下一秒他又開始后悔,以最快的速度把消息撤回,那副姿態堪稱狼狽。
——真遜。
空氣中似乎傳來他有些懊惱的輕嘖,他的手無意識的把手機握在掌心,因為身高在那,手機到他的手上像是小巧的玩具。
指節分明的手上帶有薄薄的繭,他又開始無意識的扣弄,最終懊惱的松開。
一頭小卷毛因他的坐立不安而立起幾根,更像是彰顯主人的心情左右搖晃。
最終情感和理智博弈結束,情感占據上風,好在理智幫助他重新組織語言。
不可愛:【你叫小臣同學,一點都不認真。】
發完消息,他無意識的轉頭看向窗外。
黃昏時分,天邊的云朵像被夕陽染成了溫暖的橘紅色。去往井闥山的路有一條水泥路,因為年久失修坑坑洼洼使得車上的人也跟著東倒西歪,但仍倔強的不肯睜眼。
不遠處青黃的麥田在夕陽余暉的映照下,顯現出一派欣欣向榮。
他下意識伸手,好似觸碰那抹余暉,手機震動,他猛地回過神來,黝黑的瞳孔一眨不眨的盯著手機屏幕。
每天要喝水:【是在撒嬌嗎?圣臣。】
耳根不受控制的開始發燙,他別扭的熄滅屏幕又把屏幕點亮,唇角無意識的上揚,又被他欲蓋彌彰的壓下。
不可愛:【。】
夕陽逐漸被甩下,耳機里的音樂自動的跳轉到了一下首,是一首旋律輕快的純音樂。
婉轉的旋律伴隨著他起伏不定的心情,好像在他的腦海中自動模擬了那人說話的語調,重復他的名字。
圣臣。
圣臣...
他將外套蓋住頭頂,躲在屬于自己的小天地里,終于不再控制自己的心情,任憑笑意蔓延。
*
時間匆匆流逝,轉眼就到了東京ih預選賽。
井闥山女排一路過關斬將,在半決賽同老對手音駒狹路相逢。
梟谷那邊和圣德女子高中的比賽與她們同步進行,最終勝利的兩支隊伍,將作為最終代表以東京代表的名義參賽。

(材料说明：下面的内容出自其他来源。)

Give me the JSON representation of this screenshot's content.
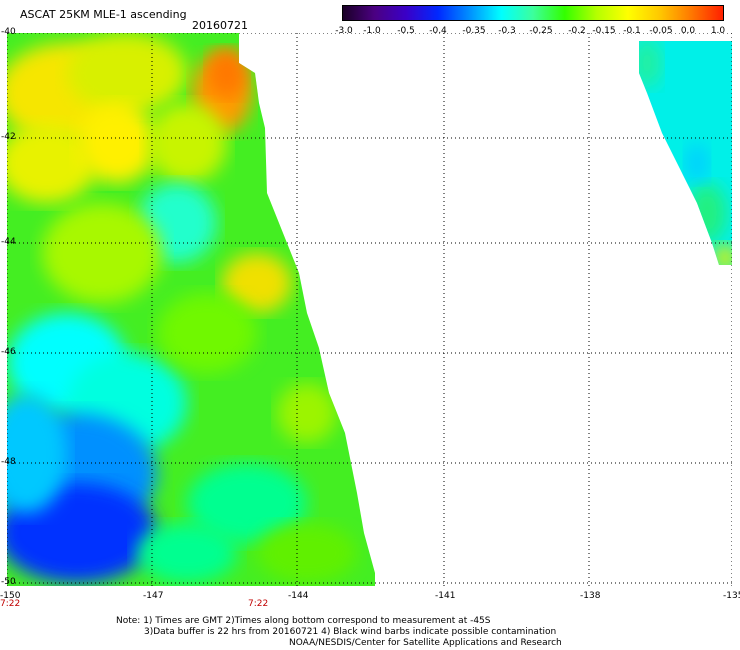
{
  "header": {
    "title": "ASCAT 25KM MLE-1 ascending",
    "date": "20160721"
  },
  "colorbar": {
    "labels": [
      "-3.0",
      "-1.0",
      "-0.5",
      "-0.4",
      "-0.35",
      "-0.3",
      "-0.25",
      "-0.2",
      "-0.15",
      "-0.1",
      "-0.05",
      "0.0",
      "1.0"
    ],
    "colors": [
      "#1a0026",
      "#4b0082",
      "#3a00c8",
      "#0028ff",
      "#0090ff",
      "#00ffff",
      "#3cff9c",
      "#33ff00",
      "#b4ff00",
      "#ffff00",
      "#ffc800",
      "#ff7800",
      "#ff2000"
    ]
  },
  "axes": {
    "x_ticks": [
      "-150",
      "-147",
      "-144",
      "-141",
      "-138",
      "-135"
    ],
    "y_ticks": [
      "-40",
      "-42",
      "-44",
      "-46",
      "-48",
      "-50"
    ],
    "time_labels": [
      "7:22",
      "7:22"
    ]
  },
  "map_data": {
    "lon_range": [
      -150,
      -135
    ],
    "lat_range": [
      -50,
      -40
    ],
    "grid": "dotted",
    "swaths": [
      "western swath with yellow and orange values in the north, green mid values, blue values in the southwest",
      "eastern edge swath with cyan and blue values"
    ]
  },
  "notes": {
    "line1": "Note: 1) Times are GMT 2)Times along bottom correspond to measurement at -45S",
    "line2": "3)Data buffer is 22 hrs from 20160721 4) Black wind barbs indicate possible contamination",
    "line3": "NOAA/NESDIS/Center for Satellite Applications and Research"
  }
}
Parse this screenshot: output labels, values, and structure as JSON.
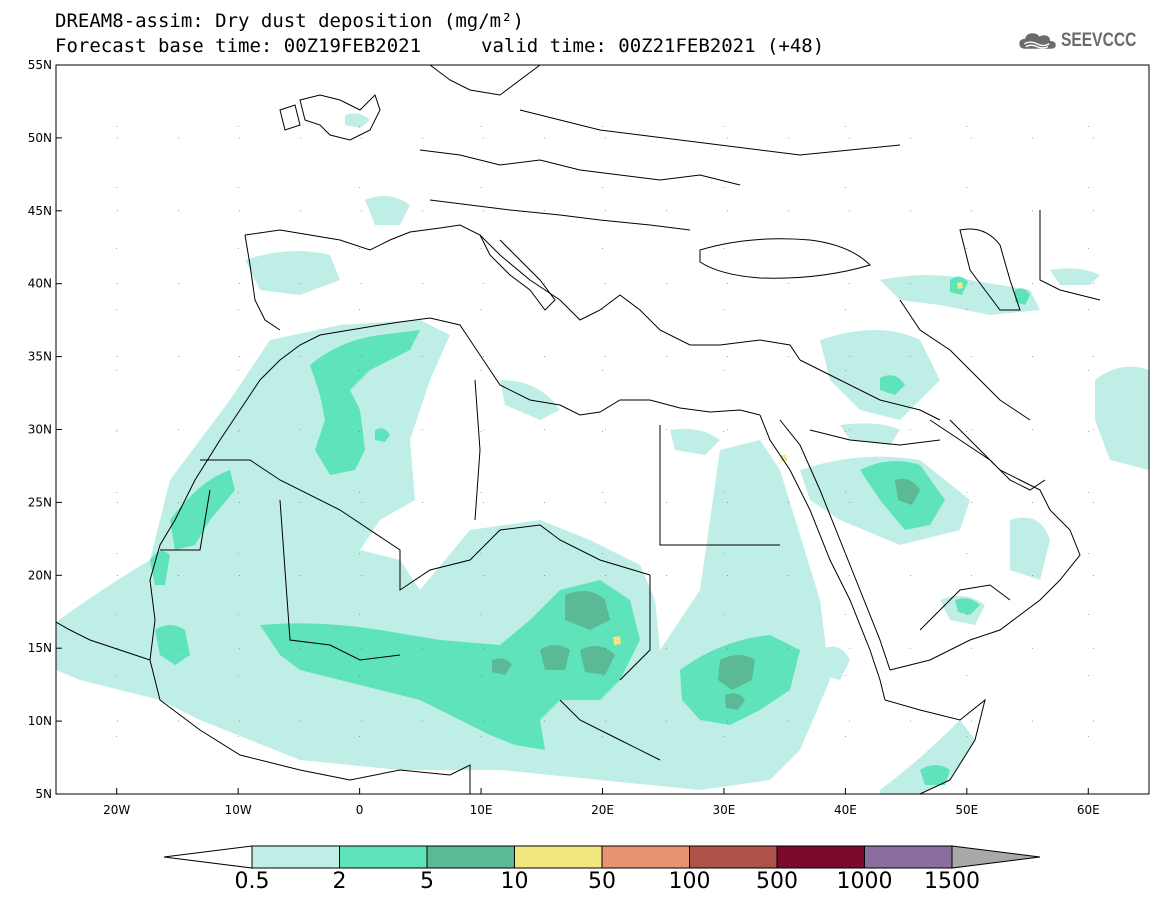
{
  "header": {
    "title_line1": "DREAM8-assim: Dry dust deposition (mg/m²)",
    "title_line2": "Forecast base time: 00Z19FEB2021",
    "valid_time": "valid time: 00Z21FEB2021 (+48)"
  },
  "logo": {
    "text": "SEEVCCC",
    "icon": "cloud-icon",
    "color": "#6b6b6b"
  },
  "map": {
    "lat_labels": [
      "55N",
      "50N",
      "45N",
      "40N",
      "35N",
      "30N",
      "25N",
      "20N",
      "15N",
      "10N",
      "5N"
    ],
    "lon_labels": [
      "20W",
      "10W",
      "0",
      "10E",
      "20E",
      "30E",
      "40E",
      "50E",
      "60E"
    ],
    "lat_range": [
      5,
      55
    ],
    "lon_range": [
      -25,
      65
    ]
  },
  "colorbar": {
    "labels": [
      "0.5",
      "2",
      "5",
      "10",
      "50",
      "100",
      "500",
      "1000",
      "1500"
    ],
    "colors": [
      "#bfeee6",
      "#5ee3bb",
      "#5bb995",
      "#f2e77e",
      "#e99371",
      "#b0514a",
      "#7b0a2c",
      "#8c6d9f"
    ],
    "under_color": "#ffffff",
    "over_color": "#a9a9a9"
  }
}
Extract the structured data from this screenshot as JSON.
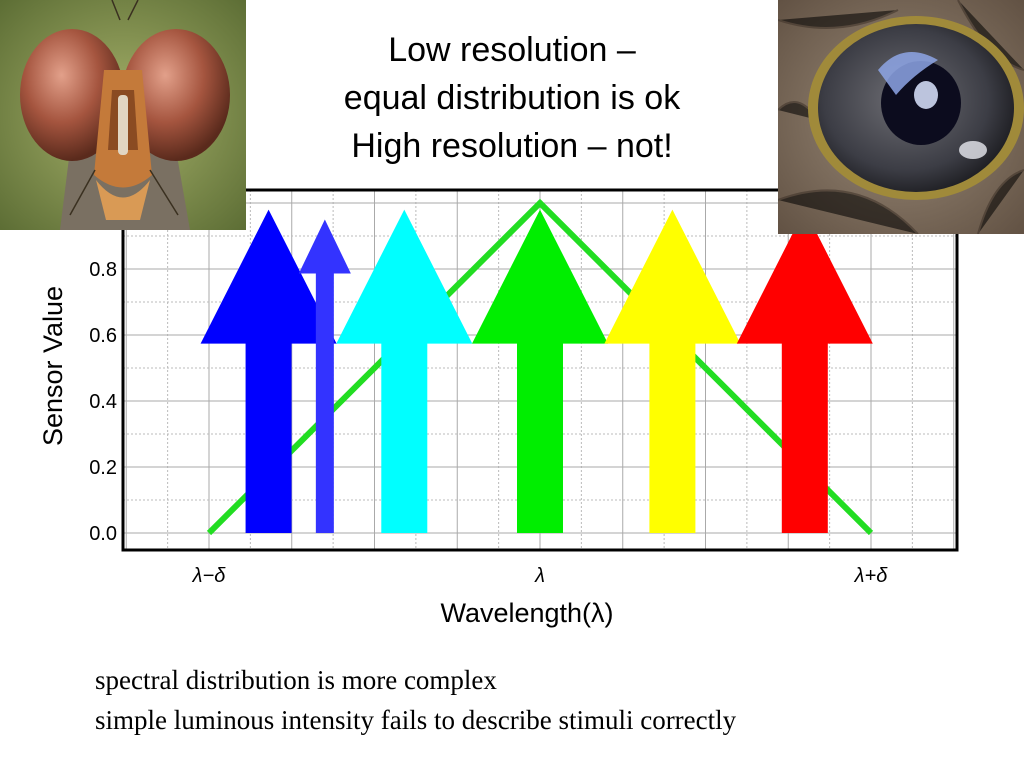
{
  "slide": {
    "title_lines": [
      "Low resolution –",
      "equal distribution is ok",
      "High resolution – not!"
    ],
    "body_lines": [
      "spectral distribution is more complex",
      "simple luminous intensity fails to describe stimuli correctly"
    ]
  },
  "photos": {
    "left": {
      "subject": "fly compound eyes close-up",
      "icon": "fly-eye-photo"
    },
    "right": {
      "subject": "bird eye close-up",
      "icon": "bird-eye-photo"
    }
  },
  "chart_data": {
    "type": "line",
    "xlabel": "Wavelength(λ)",
    "ylabel": "Sensor Value",
    "x_ticks": [
      {
        "pos": -1,
        "label": "λ−δ"
      },
      {
        "pos": 0,
        "label": "λ"
      },
      {
        "pos": 1,
        "label": "λ+δ"
      }
    ],
    "y_ticks": [
      "0.0",
      "0.2",
      "0.4",
      "0.6",
      "0.8"
    ],
    "xlim": [
      -1.2,
      1.25
    ],
    "ylim": [
      -0.05,
      1.05
    ],
    "grid": true,
    "series": [
      {
        "x": [
          -1,
          0,
          1
        ],
        "y": [
          0,
          1,
          0
        ],
        "color": "#22dd22"
      }
    ],
    "arrows": [
      {
        "x": -0.82,
        "top": 0.98,
        "width": "wide",
        "color": "#0000ff"
      },
      {
        "x": -0.65,
        "top": 0.95,
        "width": "narrow",
        "color": "#3333ff"
      },
      {
        "x": -0.41,
        "top": 0.98,
        "width": "wide",
        "color": "#00ffff"
      },
      {
        "x": 0.0,
        "top": 0.98,
        "width": "wide",
        "color": "#00ee00"
      },
      {
        "x": 0.4,
        "top": 0.98,
        "width": "wide",
        "color": "#ffff00"
      },
      {
        "x": 0.8,
        "top": 0.98,
        "width": "wide",
        "color": "#ff0000"
      }
    ]
  }
}
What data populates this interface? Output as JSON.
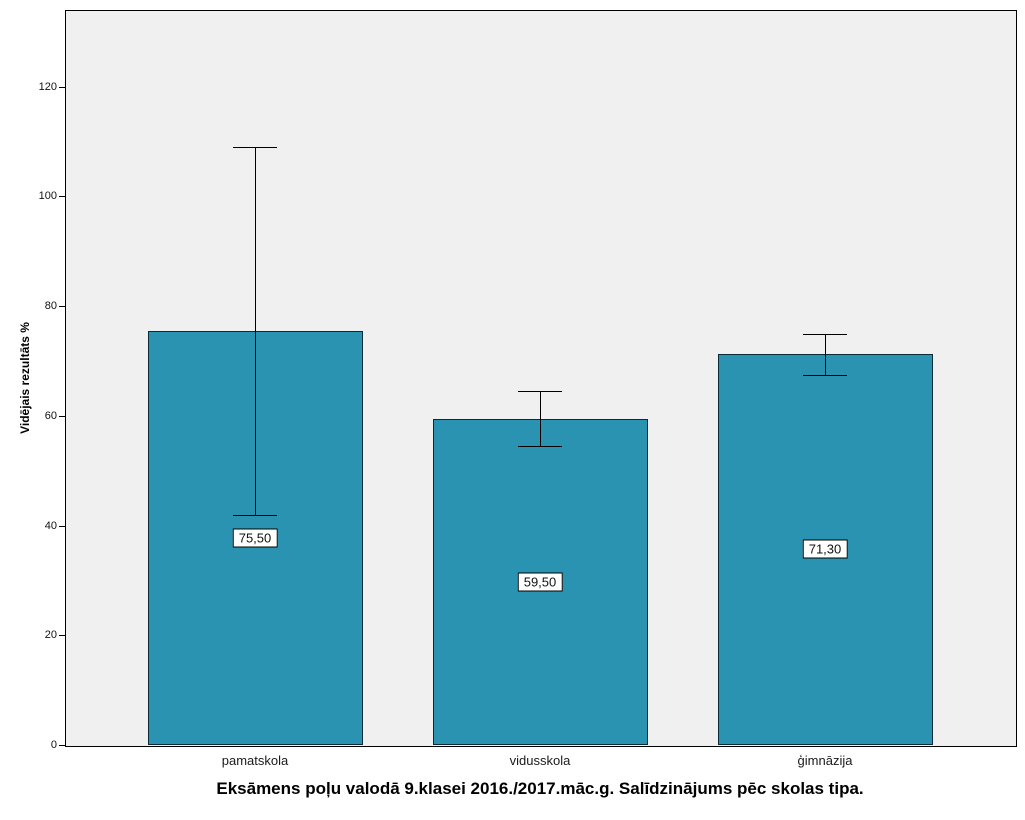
{
  "chart_data": {
    "type": "bar",
    "title": "Eksāmens poļu valodā 9.klasei 2016./2017.māc.g. Salīdzinājums pēc skolas tipa.",
    "ylabel": "Vidējais rezultāts %",
    "xlabel": "",
    "categories": [
      "pamatskola",
      "vidusskola",
      "ģimnāzija"
    ],
    "values": [
      75.5,
      59.5,
      71.3
    ],
    "value_labels": [
      "75,50",
      "59,50",
      "71,30"
    ],
    "error_lower": [
      42,
      54.5,
      67.5
    ],
    "error_upper": [
      109,
      64.5,
      75
    ],
    "yticks": [
      0,
      20,
      40,
      60,
      80,
      100,
      120
    ],
    "ylim": [
      0,
      134
    ],
    "grid": false,
    "legend": "none",
    "bar_color": "#2a93b2",
    "bar_border_color": "#0d2b36",
    "plot_bg": "#f0f0f0"
  }
}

天空灰蒙蒙的,低沉的雷聲仿佛在空中回旋,天氣預報預測了一周都未曾落下的雨終于落下,豆大的雨水滴落在地,好似在為比賽的選手們鼓勁。
音駒的主攻手島津冬音再次發球,井闥山的自由人渡邊晴子深吸一口氣到位伸手把球接起。
“鈴音!”
“ok。”
鈴音伸手,目光掃過音駒的站位閉上了眼。
“前輩。”
“了解!”
高峰美月躍起進攻,面對音駒的雙人攔網依舊面不改色用力得脖頸上的青筋都隨之鼓起。
“交給我!”
音駒的自由人福島玲奈快速將球接起在地上滾了一圈讓開位置,夏目鈴音擰眉,眼見著隊友們出汗量增加,似乎因為長久的拉鋸而異常疲憊。
不能再拖了——
快速給渡邊晴子和水谷由紀使了個眼色,夏目鈴音將自己“藏”在隊伍里,在渡邊晴子再次把球接起后奮力助跑。
早有準備的水谷由紀同樣飛奔,到達位置后將球往外一托——
“真是亂來啊喂。”
竟然敢把她們私下實驗但并沒有確定過可行性的方案放到比賽中來,不過...
這就是二傳的魅力吧,化不可能為可能。
音駒因為之前都是來自高峰美月和宮崎瀨尾的重炮攻擊,站位下意識靠后,盡管貓又愛和橫井千穗反應及時的想要阻攔,但不如說,這正中鈴音下懷。
輕飄飄的一球,擦著橫井千穗和欄桿之間的縫隙緩緩落地。
井闥山得分,球權輪轉。
目前場上的比分是27:28,井闥山領先。
雖然滿臉的汗水已經模糊了雙眼的輪廓,整個人因為體力的過度消耗導致肌肉叫囂著罷工,但井闥山眾人還是沒能忍住,異口同聲的歡呼出聲。
音駒并不好打,在有了最強的盾做保的情況下,她們大多數時候都是在不斷的拉扯,一球可以來回七八次,之后不斷的拉鋸追逐,她們愣是拖到了第三局。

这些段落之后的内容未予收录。